От выпитого мир кружился, норовя уйти из-под ног. Идея продать душу казалась если не хорошей, то забавной уж точно. Перекресток дорог был прямо за пикапом, нож, чтобы отрезать прядь волос, в бардачке. Алкоголь превращал мир в нечто нереальное и пластичное, словно глина, к которой нужно лишь приложить умелые руки, чтобы получился шедевр.
– И никакого оружия! – пробубнил Дуган. – По крайней мере, не сегодня. – Он достал из багажника лопату. – Интересно, как глубоко нужно копать?
Дуган выкопал едва заметную яму, бросил в нее прядь своих волос, затоптал холмик ногами, закурил, огляделся. Ничего. Никого. Он выругался, вспомнил об оставшемся пиве. Связь с миром окончательно нарушилась. Дуган вернулся на перекресток, удивляясь, как еще умудряется стоять на ногах. Звезды и серебристый месяц вращались в безумном хороводе. Черные дороги, уходящие от перекрестка, казались бесконечными. Дуган замер, увидев блеклый силуэт. Женщина. Блондинка из шестидесятых с прической, похожей на свежий сливочный пудинг. Она приближалась, рассекая полумрак, словно светилась изнутри.
– Ого! – Дуган сунул в рот сигарету, безрезультатно пытаясь прикурить.
– Держи, – голос у женщины был низким, но приятным.
Вспыхнула зажигалка у нее в руке. Желтое пламя облизало сигарету Дугана. Он затянулся, выпустил через нос дым, пригляделся.
– Дерьмо! – буркнул он, не понимая, как женщина может светиться изнутри.

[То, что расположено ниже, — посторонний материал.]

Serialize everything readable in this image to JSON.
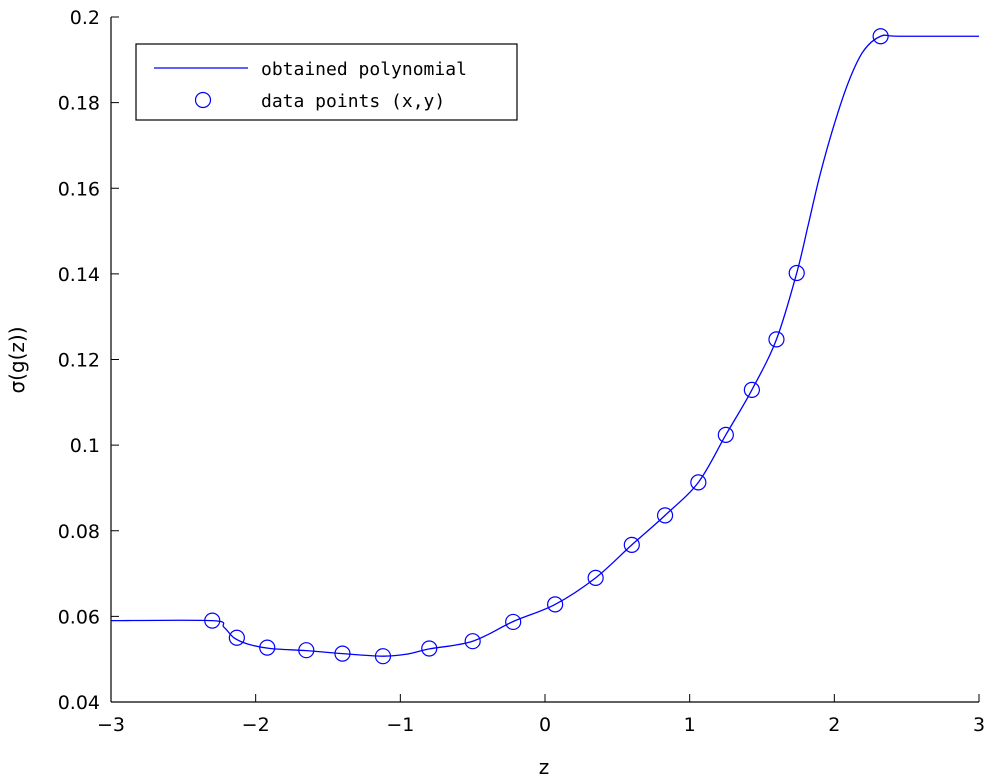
{
  "chart_data": {
    "type": "line",
    "title": "",
    "xlabel": "z",
    "ylabel": "σ(g(z))",
    "xlim": [
      -3,
      3
    ],
    "ylim": [
      0.04,
      0.2
    ],
    "xticks": [
      -3,
      -2,
      -1,
      0,
      1,
      2,
      3
    ],
    "xtick_labels": [
      "−3",
      "−2",
      "−1",
      "0",
      "1",
      "2",
      "3"
    ],
    "yticks": [
      0.04,
      0.06,
      0.08,
      0.1,
      0.12,
      0.14,
      0.16,
      0.18,
      0.2
    ],
    "ytick_labels": [
      "0.04",
      "0.06",
      "0.08",
      "0.1",
      "0.12",
      "0.14",
      "0.16",
      "0.18",
      "0.2"
    ],
    "grid": false,
    "legend_position": "top-left",
    "colors": {
      "series": "#0000ff",
      "axes": "#000000"
    },
    "series": [
      {
        "name": "obtained polynomial",
        "kind": "line",
        "x": [
          -3.0,
          -2.3,
          -2.22,
          -2.15,
          -2.05,
          -1.9,
          -1.65,
          -1.4,
          -1.12,
          -0.95,
          -0.8,
          -0.5,
          -0.22,
          0.07,
          0.35,
          0.6,
          0.83,
          1.06,
          1.25,
          1.43,
          1.6,
          1.74,
          1.82,
          1.9,
          2.0,
          2.1,
          2.2,
          2.32,
          2.45,
          3.0
        ],
        "y": [
          0.059,
          0.059,
          0.0575,
          0.055,
          0.0535,
          0.0525,
          0.052,
          0.0513,
          0.0507,
          0.0512,
          0.0524,
          0.0542,
          0.0588,
          0.0628,
          0.069,
          0.0767,
          0.0836,
          0.0913,
          0.1024,
          0.1129,
          0.1247,
          0.1402,
          0.1515,
          0.163,
          0.175,
          0.185,
          0.192,
          0.1955,
          0.1955,
          0.1955
        ]
      },
      {
        "name": "data points (x,y)",
        "kind": "markers",
        "marker": "circle",
        "x": [
          -2.3,
          -2.13,
          -1.92,
          -1.65,
          -1.4,
          -1.12,
          -0.8,
          -0.5,
          -0.22,
          0.07,
          0.35,
          0.6,
          0.83,
          1.06,
          1.25,
          1.43,
          1.6,
          1.74,
          2.32
        ],
        "y": [
          0.059,
          0.055,
          0.0527,
          0.0521,
          0.0513,
          0.0507,
          0.0525,
          0.0542,
          0.0587,
          0.0628,
          0.069,
          0.0767,
          0.0836,
          0.0913,
          0.1024,
          0.1129,
          0.1247,
          0.1402,
          0.1955
        ]
      }
    ]
  }
}
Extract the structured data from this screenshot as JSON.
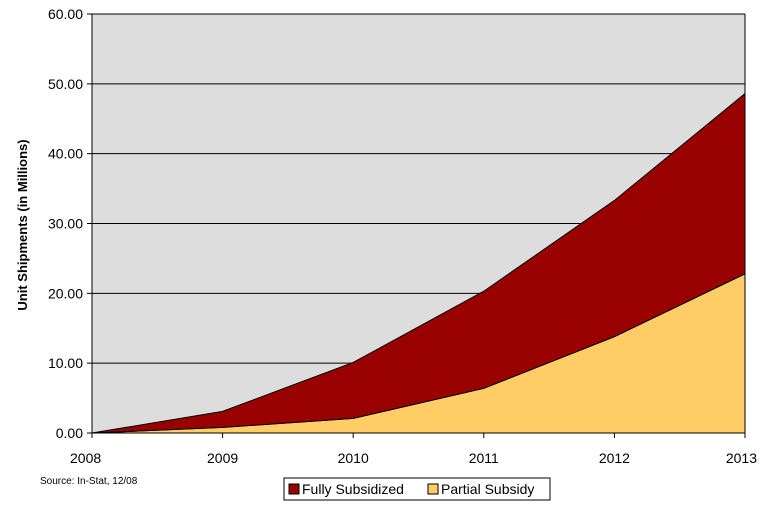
{
  "chart_data": {
    "type": "area",
    "stacked": true,
    "x": [
      "2008",
      "2009",
      "2010",
      "2011",
      "2012",
      "2013"
    ],
    "series": [
      {
        "name": "Partial Subsidy",
        "color": "#ffcc66",
        "values": [
          0.0,
          0.8,
          2.1,
          6.4,
          13.8,
          22.8
        ]
      },
      {
        "name": "Fully Subsidized",
        "color": "#990000",
        "values": [
          0.0,
          2.3,
          8.0,
          13.9,
          19.5,
          25.8
        ]
      }
    ],
    "ylabel": "Unit Shipments (in Millions)",
    "ylim": [
      0,
      60
    ],
    "yticks": [
      "0.00",
      "10.00",
      "20.00",
      "30.00",
      "40.00",
      "50.00",
      "60.00"
    ],
    "grid": true,
    "plot_background": "#dddddd",
    "legend_position": "bottom-center",
    "legend_order": [
      "Fully Subsidized",
      "Partial Subsidy"
    ],
    "source": "Source: In-Stat, 12/08"
  }
}
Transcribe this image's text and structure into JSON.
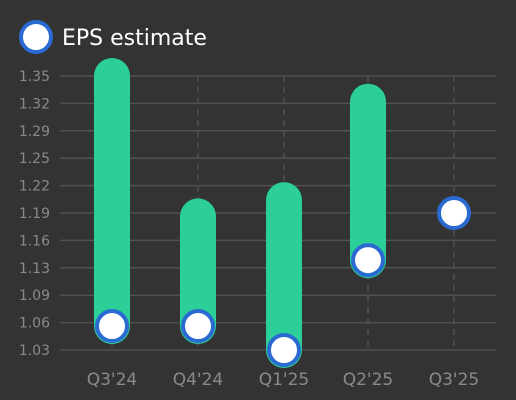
{
  "legend": {
    "label": "EPS estimate",
    "marker_fill": "#ffffff",
    "marker_stroke": "#2a6bd1"
  },
  "colors": {
    "background": "#333333",
    "bar": "#2bcf97",
    "grid": "#505050",
    "tick_label": "#8a8a8a",
    "legend_text": "#ffffff"
  },
  "chart_data": {
    "type": "bar",
    "subtype": "range-bar with estimate markers",
    "categories": [
      "Q3'24",
      "Q4'24",
      "Q1'25",
      "Q2'25",
      "Q3'25"
    ],
    "y_ticks": [
      "1.35",
      "1.32",
      "1.29",
      "1.25",
      "1.22",
      "1.19",
      "1.16",
      "1.13",
      "1.09",
      "1.06",
      "1.03"
    ],
    "ylim": [
      1.03,
      1.35
    ],
    "grid": true,
    "legend_position": "top-left",
    "series": [
      {
        "name": "EPS estimate",
        "values": [
          1.058,
          1.058,
          1.03,
          1.135,
          1.19
        ]
      },
      {
        "values": [
          1.35,
          1.186,
          1.205,
          1.32,
          null
        ]
      }
    ]
  }
}
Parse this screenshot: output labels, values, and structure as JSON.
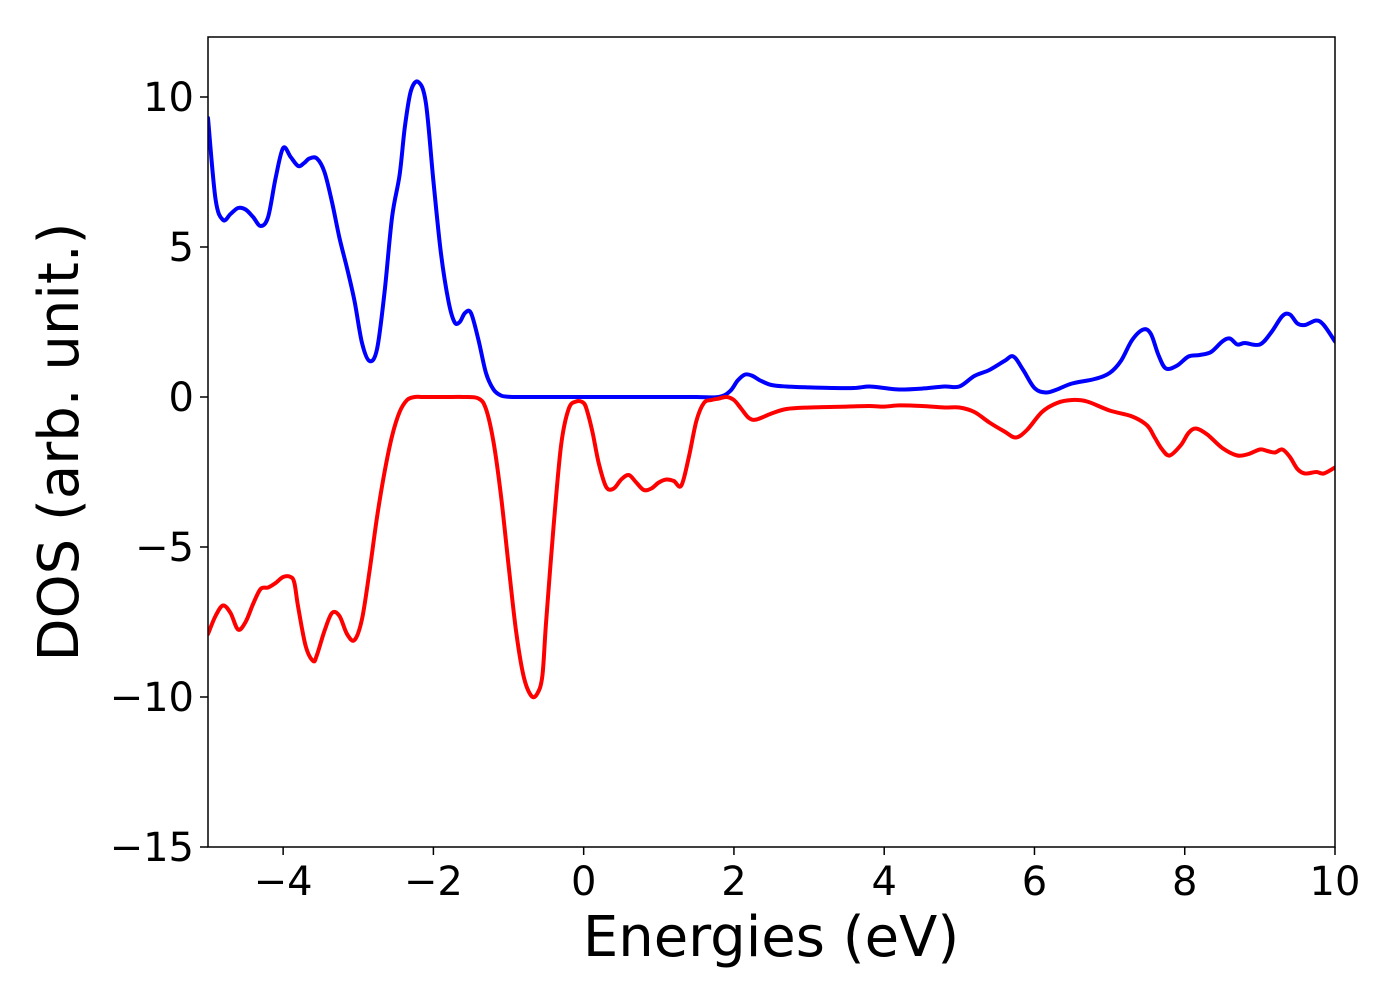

– Я не нравлюсь тебе? – спросила она.
– Не нравишься? Нет. Просто я в таком состоянии, а ты такая светлая…
– Словно маяк, к которому хочется плыть?
– Да. Верно. Словно маяк. – Дуган снова затянулся. – Дать тебе сигарету или пиво? У меня, кажется, в машине осталось…
– Боюсь, я здесь не для этого, – женщина снова улыбнулась.
– Вот как… – Дуган снова попытался присмотреться к ней. – Постой. Мне кажется, я тебя знаю… Ты… – он огляделся, словно ожидая розыгрыша. – Ты девушка с картины того старика. Верно?
– Ты позвал меня, чтобы говорить о картинах? – спросила женщина, и на мгновение Дугану показалось, что на ее щеке появилась красная полоска крови, которую он видел на картине. Он тряхнул головой, пытаясь собраться с мыслями.
– Так это о тебе писал старик Пирс в своем дневнике? – осенило Дугана.
– Пирс? – женщина склонила на бок голову, словно пытаясь вспомнить.
– Я покажу! – оживился Дуган, устремляясь к пикапу отца. Дневник в кожаной обложке лежал на пассажирском сиденье. – Вот, – Дуган обернулся, держа его в руке. – Посмотри.
– Не думаю, что ты позвал меня для этого. – Женщина забрала у него дневник и бросила обратно в пикап. – Чего ты хочешь?